Further Selected Reports from a Bedfordshire Field Study, with Various Musings on the Same

I understand that, in her dispatch dated earlier to-day, Professor Gillson related a number of features and observations of this land and its inhabitants. While no doubt eminently qualified in her own specialised discipline, whatever that may be, Prof. Gillson has to her name substantially fewer published works - not to mention professional and social accolades - than your correspondent, and it is therefore to be expected that her experiences in these godforsaken environs would provoke an overreaction from her that could be described as somewhat flustered and flighty. Nonetheless, her observations as earlier reported do to a extent give a flavour of events thus far. It now falls to me to present further excerpts from our field notes.

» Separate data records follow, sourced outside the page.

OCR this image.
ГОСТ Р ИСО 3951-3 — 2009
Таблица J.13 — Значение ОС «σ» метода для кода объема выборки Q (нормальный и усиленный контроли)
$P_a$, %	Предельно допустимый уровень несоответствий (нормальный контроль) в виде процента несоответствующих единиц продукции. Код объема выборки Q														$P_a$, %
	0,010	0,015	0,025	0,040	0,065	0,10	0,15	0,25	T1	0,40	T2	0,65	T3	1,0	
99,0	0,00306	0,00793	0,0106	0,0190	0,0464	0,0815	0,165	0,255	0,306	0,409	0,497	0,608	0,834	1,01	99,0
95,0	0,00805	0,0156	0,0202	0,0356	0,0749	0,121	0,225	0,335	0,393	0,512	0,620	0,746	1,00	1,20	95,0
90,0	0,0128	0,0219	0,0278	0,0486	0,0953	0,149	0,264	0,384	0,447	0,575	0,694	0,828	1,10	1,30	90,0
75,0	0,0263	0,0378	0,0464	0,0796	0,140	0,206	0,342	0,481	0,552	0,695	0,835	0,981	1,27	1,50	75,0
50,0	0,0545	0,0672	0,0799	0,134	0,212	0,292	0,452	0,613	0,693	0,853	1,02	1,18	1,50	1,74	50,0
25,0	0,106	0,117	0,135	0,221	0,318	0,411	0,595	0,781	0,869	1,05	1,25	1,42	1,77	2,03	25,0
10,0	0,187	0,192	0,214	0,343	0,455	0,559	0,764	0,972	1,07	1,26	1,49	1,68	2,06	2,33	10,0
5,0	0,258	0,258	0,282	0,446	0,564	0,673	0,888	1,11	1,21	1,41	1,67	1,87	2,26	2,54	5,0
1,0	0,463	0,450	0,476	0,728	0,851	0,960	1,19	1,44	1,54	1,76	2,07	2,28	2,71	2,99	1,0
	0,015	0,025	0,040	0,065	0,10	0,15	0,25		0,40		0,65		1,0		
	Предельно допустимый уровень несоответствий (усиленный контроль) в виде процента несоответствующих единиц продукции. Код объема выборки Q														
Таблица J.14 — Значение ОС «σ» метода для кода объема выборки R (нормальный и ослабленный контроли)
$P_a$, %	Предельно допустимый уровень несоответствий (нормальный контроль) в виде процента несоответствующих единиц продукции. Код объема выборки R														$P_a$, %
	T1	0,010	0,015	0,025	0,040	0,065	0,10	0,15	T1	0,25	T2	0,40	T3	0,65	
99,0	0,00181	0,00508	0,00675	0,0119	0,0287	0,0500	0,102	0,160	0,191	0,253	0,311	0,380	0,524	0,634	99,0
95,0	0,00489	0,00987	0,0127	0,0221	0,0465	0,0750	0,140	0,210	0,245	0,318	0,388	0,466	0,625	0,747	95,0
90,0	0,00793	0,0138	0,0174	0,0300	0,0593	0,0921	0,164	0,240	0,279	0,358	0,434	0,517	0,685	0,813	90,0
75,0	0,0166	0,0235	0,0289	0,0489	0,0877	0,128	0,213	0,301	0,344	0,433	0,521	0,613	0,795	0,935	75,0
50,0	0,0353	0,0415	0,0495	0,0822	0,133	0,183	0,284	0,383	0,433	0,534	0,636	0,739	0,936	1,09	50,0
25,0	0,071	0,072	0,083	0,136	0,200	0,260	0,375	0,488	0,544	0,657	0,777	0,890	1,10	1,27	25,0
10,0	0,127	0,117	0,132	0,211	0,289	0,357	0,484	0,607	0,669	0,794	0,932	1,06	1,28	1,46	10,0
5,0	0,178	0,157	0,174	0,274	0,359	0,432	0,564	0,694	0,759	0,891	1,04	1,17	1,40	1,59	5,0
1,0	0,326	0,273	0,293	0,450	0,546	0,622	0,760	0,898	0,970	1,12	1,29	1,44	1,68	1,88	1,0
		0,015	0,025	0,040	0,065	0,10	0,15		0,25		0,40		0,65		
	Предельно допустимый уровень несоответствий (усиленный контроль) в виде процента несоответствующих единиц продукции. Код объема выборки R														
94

Flitwick area, c.1530 hours - We appear to have happened upon a primate enclosure of some kind. Slightly smaller than a man, they were engaged in uttering a wide range of sounds in a register slightly higher in pitch than that of their human cousins. Furthermore, at exactly the time at which we arrived, the inmates were staging some form of break-out. In their hundreds they were streaming out onto the surrounding streets, clad in what can only be described as some manner of ritual decoration, possibly for mating or hunting purposes. A mass of black blazers, black trousers, white collars and matching ties swam before our eyes as we attempted, finally successfully, to negotiate this tide of livestock.

1830 hours - Eureka! The ovine research project, as issued by Mr. & Mrs. Charles Hunt of the Royal Society, has been completed with great success. We shall be presenting our report to the Society imminently.